PgmNr M5047: Full length transcript sequencing of wild derived mouse strains identifies strain specific novel gene structures.

Authors:
Monica I. Abrudan 1 ; Anne Czechanski 2 ; Laura Reinholdt 2 ; Marcela Sjoberg 1 ; Thomas M. Keane 1


Institutes
1) Wellcome Trust Sanger Institute, Cambridge, Cambridgeshire, GB; 2) The Jackson Laboratory, Bar Harbor, ME.


Abstract:

The mouse gene annotation is currently based on the C57BL/6J strain, whereas there is much less evidence for gene structures in genetically distant strains such as CAST/EiJ, PWK/PhJ, and SPRET/EiJ. These distant strains are important as they include founders for recombinant panels such as the Collaborative Cross (CC) and the Diversity Outbred Cross (DO). Short read RNA-Seq has previously been generated and used to explore the splicing landscape of these strains. Full length transcript reconstruction from short reads is difficult and there has not yet been a systematic effort to generate full length cDNA sequencing for the wild-derived strains. In this experiment, we generated matched long read Pacbio cDNA and Illumina RNA-Seq for two tissues (liver and spleen) and four strains (C57BL/6J, PWK/PhJ, CAST/EiJ, and SPRET/EiJ). The vast majority of the Pacbio reads contain full length transcripts. We find that spleen has a significantly richer transcriptional landscape. The PacBio cDNA reads capture on average 23% more unique protein coding genes in spleen than in liver, across all strains, despite the fact that there exist similar total numbers of reads in the two tissues. Using a conservative approach, in liver Pacbio cDNA we found 2760, 2812, 3352 and 3460 novel splice junctions in C57BL/6J, CAST/EiJ, PWK/PhJ, and SPRET/EiJ respectively.
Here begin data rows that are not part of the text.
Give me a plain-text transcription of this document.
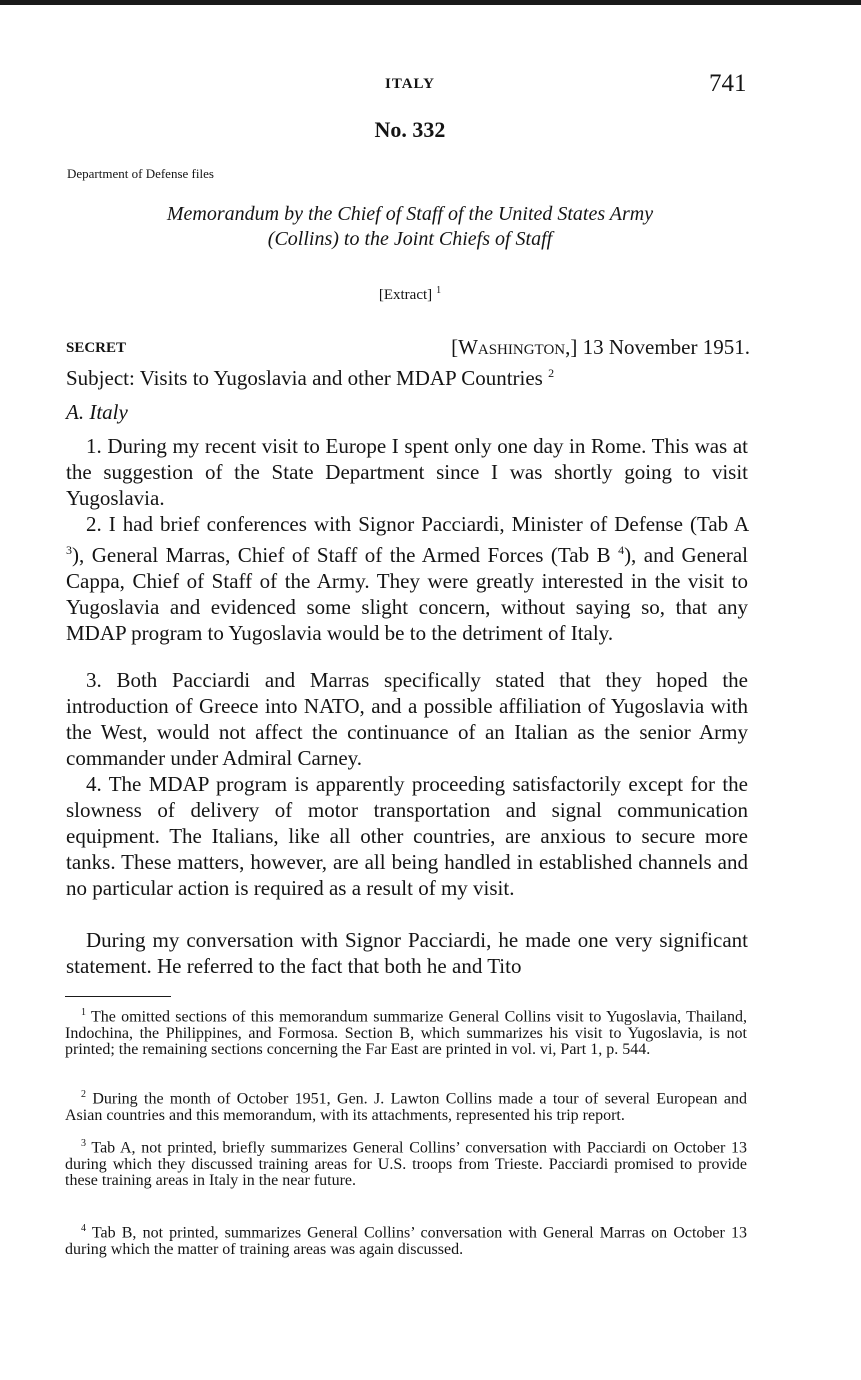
ITALY	741
No. 332
Department of Defense files
Memorandum by the Chief of Staff of the United States Army
(Collins) to the Joint Chiefs of Staff
[Extract] $^1$
SECRET	[Washington,] 13 November 1951.
Subject: Visits to Yugoslavia and other MDAP Countries $^2$
A. Italy

1. During my recent visit to Europe I spent only one day in Rome. This was at the suggestion of the State Department since I was shortly going to visit Yugoslavia.

2. I had brief conferences with Signor Pacciardi, Minister of Defense (Tab A $^3$), General Marras, Chief of Staff of the Armed Forces (Tab B $^4$), and General Cappa, Chief of Staff of the Army. They were greatly interested in the visit to Yugoslavia and evidenced some slight concern, without saying so, that any MDAP program to Yugoslavia would be to the detriment of Italy.

3. Both Pacciardi and Marras specifically stated that they hoped the introduction of Greece into NATO, and a possible affiliation of Yugoslavia with the West, would not affect the continuance of an Italian as the senior Army commander under Admiral Carney.

4. The MDAP program is apparently proceeding satisfactorily except for the slowness of delivery of motor transportation and signal communication equipment. The Italians, like all other countries, are anxious to secure more tanks. These matters, however, are all being handled in established channels and no particular action is required as a result of my visit.

During my conversation with Signor Pacciardi, he made one very significant statement. He referred to the fact that both he and Tito

$^1$ The omitted sections of this memorandum summarize General Collins visit to Yugoslavia, Thailand, Indochina, the Philippines, and Formosa. Section B, which summarizes his visit to Yugoslavia, is not printed; the remaining sections concerning the Far East are printed in vol. vi, Part 1, p. 544.

$^2$ During the month of October 1951, Gen. J. Lawton Collins made a tour of several European and Asian countries and this memorandum, with its attachments, represented his trip report.

$^3$ Tab A, not printed, briefly summarizes General Collins’ conversation with Pacciardi on October 13 during which they discussed training areas for U.S. troops from Trieste. Pacciardi promised to provide these training areas in Italy in the near future.

$^4$ Tab B, not printed, summarizes General Collins’ conversation with General Marras on October 13 during which the matter of training areas was again discussed.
Intersecting the splice junctions extracted from the PacBio cDNA reads, we find 91 splice junctions specific to wild derived strains only, absent from GENCODE and from the C57BL/6J cDNA reads. From the analysis of the Illumina RNA-Seq reads, we find on average 1189 new splice junctions in each sample, across all strains, in liver and 1328 in spleen. Using the PacBio cDNA reads, we identify a potential new gene belonging to the PHD Finger family, specific to SPRET/EiJ, located on Chromosome 14. This novel transcript was also confirmed by the AUGUSTUS gene prediction pipeline. In a similar fashion, we identified a potential new isoform of a protein phosphatase, Ppp2r3d, also specific to SPRET/EiJ, that has also been predicted by AUGUSTUS.